Meski demikian, ia mengaku akan mengonfirmasi kembali ke pihak sekolah terkait munculnya isu permintaan uang Rp 200 juta tersebut. “Dalam waktu dekat saya akan konfirmasi ke pihak sekolah terkait isu permintaan uang 200 juta. Kami minta klarifikasi bahwa ini suaranya dari siapa, yang minta ini siapa dan ke siapa,” katanya.
Saling Lapor ke Polisi
Hendry juga membantah adanya dugaan pengancaman yang dilakukan ANF terhadap EQ melalui media sosial. Sebaliknya, pihaknya justru melaporkan EQ ke Polda Metro Jaya atas dugaan pencemaran nama baik dan pelanggaran Undang-Undang Informasi dan Transaksi Elektronik (ITE).
Laporan tersebut dibuat oleh ibu ANF, Arfani, dengan nomor LP/B/2694/IV/2026/SPKT/POLDA METRO JAYA tertanggal 17 April 2026. Dalam laporan itu, EQK dan satu akun TikTok berinisial SK dilaporkan dengan Pasal 441 ayat (1) dan Pasal 433 ayat (1) KUHP serta Pasal 35 juncto Pasal 51 UU ITE.
Sebelumnya diberitakan, EQ (17) diduga menjadi korban perundungan oleh kakak kelasnya sejak pertama kali masuk sekolah pada Juli 2025. Kuasa hukum EQ, Fauzi Prasetyo Nugroho, menyebutkan korban kerap menerima perlakuan tidak menyenangkan dari kakak kelas berinisial ANF, baik secara verbal maupun nonverbal.
“Anak EQ mendapat perlakuan verbal dan non verbal. Dia dijambak dan ditendang,” ujar Fauzi saat ditemui Kompas.com, Senin, 13 April 2026.

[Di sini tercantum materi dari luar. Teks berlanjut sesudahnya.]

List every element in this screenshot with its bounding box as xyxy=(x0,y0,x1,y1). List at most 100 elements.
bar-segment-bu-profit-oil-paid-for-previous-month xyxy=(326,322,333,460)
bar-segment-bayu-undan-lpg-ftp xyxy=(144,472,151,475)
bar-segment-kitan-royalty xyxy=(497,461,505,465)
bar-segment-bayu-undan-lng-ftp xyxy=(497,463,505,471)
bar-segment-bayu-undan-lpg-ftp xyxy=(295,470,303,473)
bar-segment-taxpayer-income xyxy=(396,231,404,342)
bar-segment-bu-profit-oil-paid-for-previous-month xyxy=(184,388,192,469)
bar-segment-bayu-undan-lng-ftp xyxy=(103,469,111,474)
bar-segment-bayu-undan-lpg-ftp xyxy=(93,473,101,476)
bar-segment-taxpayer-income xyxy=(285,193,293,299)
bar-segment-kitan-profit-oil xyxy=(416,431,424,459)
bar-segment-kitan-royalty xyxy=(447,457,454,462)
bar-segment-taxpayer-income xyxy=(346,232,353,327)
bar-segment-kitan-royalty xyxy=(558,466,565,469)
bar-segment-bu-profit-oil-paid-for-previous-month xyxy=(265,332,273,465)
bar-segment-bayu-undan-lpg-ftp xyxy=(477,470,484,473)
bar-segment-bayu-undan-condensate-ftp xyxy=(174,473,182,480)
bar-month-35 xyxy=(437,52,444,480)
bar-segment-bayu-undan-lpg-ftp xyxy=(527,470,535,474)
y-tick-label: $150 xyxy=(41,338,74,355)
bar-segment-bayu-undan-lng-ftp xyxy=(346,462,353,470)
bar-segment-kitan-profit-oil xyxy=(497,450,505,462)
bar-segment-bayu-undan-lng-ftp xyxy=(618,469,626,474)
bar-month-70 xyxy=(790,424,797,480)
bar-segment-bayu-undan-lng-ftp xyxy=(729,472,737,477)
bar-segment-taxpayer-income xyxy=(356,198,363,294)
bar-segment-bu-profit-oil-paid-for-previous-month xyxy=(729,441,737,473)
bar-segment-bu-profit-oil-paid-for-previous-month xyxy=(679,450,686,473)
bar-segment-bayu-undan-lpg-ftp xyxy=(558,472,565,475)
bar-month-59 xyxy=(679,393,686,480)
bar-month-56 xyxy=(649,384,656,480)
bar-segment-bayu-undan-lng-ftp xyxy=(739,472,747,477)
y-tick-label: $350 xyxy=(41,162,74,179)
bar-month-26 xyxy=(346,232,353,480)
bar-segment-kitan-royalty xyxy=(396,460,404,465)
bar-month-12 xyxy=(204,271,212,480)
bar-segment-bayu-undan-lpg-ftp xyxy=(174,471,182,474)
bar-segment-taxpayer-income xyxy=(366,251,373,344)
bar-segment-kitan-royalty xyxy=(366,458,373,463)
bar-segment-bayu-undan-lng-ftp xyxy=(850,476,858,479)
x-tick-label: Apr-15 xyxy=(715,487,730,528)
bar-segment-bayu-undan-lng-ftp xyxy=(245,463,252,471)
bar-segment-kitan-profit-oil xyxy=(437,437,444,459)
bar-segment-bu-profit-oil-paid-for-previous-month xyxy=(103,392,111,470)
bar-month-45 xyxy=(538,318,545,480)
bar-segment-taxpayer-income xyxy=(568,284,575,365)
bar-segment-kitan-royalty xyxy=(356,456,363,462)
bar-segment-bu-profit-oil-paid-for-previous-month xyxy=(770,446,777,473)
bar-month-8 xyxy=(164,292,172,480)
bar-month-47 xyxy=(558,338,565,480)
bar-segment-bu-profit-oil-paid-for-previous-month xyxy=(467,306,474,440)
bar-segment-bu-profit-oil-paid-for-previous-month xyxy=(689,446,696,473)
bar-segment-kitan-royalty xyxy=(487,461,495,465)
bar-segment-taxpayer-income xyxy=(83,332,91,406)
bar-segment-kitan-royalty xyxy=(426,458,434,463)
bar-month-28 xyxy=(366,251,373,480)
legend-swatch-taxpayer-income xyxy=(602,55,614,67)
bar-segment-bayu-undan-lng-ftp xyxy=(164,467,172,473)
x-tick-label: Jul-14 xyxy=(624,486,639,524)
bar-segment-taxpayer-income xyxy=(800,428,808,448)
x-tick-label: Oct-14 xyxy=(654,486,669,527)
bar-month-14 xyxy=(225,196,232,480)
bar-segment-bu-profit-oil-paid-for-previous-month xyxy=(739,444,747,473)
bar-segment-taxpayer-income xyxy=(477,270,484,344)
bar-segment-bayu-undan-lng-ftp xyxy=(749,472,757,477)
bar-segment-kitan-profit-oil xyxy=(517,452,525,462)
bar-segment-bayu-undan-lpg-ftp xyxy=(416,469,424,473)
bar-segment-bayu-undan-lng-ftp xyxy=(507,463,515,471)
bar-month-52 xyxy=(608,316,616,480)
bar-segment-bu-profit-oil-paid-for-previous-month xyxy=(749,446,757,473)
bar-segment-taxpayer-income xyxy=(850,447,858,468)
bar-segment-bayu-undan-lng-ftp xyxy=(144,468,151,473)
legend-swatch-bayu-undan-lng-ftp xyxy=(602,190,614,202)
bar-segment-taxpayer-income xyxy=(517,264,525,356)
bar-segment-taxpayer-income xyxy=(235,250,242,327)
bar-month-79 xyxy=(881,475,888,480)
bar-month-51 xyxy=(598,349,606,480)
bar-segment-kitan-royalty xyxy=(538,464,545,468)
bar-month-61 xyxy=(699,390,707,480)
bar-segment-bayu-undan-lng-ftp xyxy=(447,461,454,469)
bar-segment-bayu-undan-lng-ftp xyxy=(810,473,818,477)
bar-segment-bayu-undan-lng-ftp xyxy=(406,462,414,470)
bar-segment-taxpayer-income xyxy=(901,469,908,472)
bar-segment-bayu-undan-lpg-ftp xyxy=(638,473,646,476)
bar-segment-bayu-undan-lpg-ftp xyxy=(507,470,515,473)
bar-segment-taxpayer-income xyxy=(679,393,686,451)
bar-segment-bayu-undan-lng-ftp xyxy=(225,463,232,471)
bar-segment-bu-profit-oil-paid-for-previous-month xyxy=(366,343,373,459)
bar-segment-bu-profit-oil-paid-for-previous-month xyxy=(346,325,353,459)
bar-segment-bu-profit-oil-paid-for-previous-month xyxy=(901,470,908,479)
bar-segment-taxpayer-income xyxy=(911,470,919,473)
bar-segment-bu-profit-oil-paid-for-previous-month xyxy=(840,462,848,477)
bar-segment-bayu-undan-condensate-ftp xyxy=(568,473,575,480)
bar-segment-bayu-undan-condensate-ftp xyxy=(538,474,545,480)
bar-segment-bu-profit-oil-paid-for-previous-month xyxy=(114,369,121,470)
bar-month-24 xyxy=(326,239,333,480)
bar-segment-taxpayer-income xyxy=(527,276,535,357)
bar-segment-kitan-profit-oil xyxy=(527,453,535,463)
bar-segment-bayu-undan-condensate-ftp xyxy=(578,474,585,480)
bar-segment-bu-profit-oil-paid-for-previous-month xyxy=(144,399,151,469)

Menurut Fauzi, EQ yang sedang memegang ompreng program Makan Bergizi Gratis (MBG) kemudian memukul kepala ANF. Meski sempat didamaikan, orang tua ANF kemudian melaporkan EQ ke Polres Metro Bekasi Kota dengan dugaan tindak kekerasan terhadap anak. Laporan tersebut tercatat dengan nomor: LP/B/438/II/2026/SPKT/Polres Metro Bekasi Kota/Polda Metro Jaya, tertanggal 6 Februari 2026.
Setelah dilaporkan atas dugaan kekerasan, keluarga EQ melaporkan balik ANF ke Polres Metro Bekasi Kota pada 8 April 2026 atas dugaan pelanggaran perlindungan anak. Laporan tersebut tercatat dengan nomor LP/B/1239/IV/2026/SPK1/POLRES METRO BEKASI KOTA/POLDA METRO JAYA.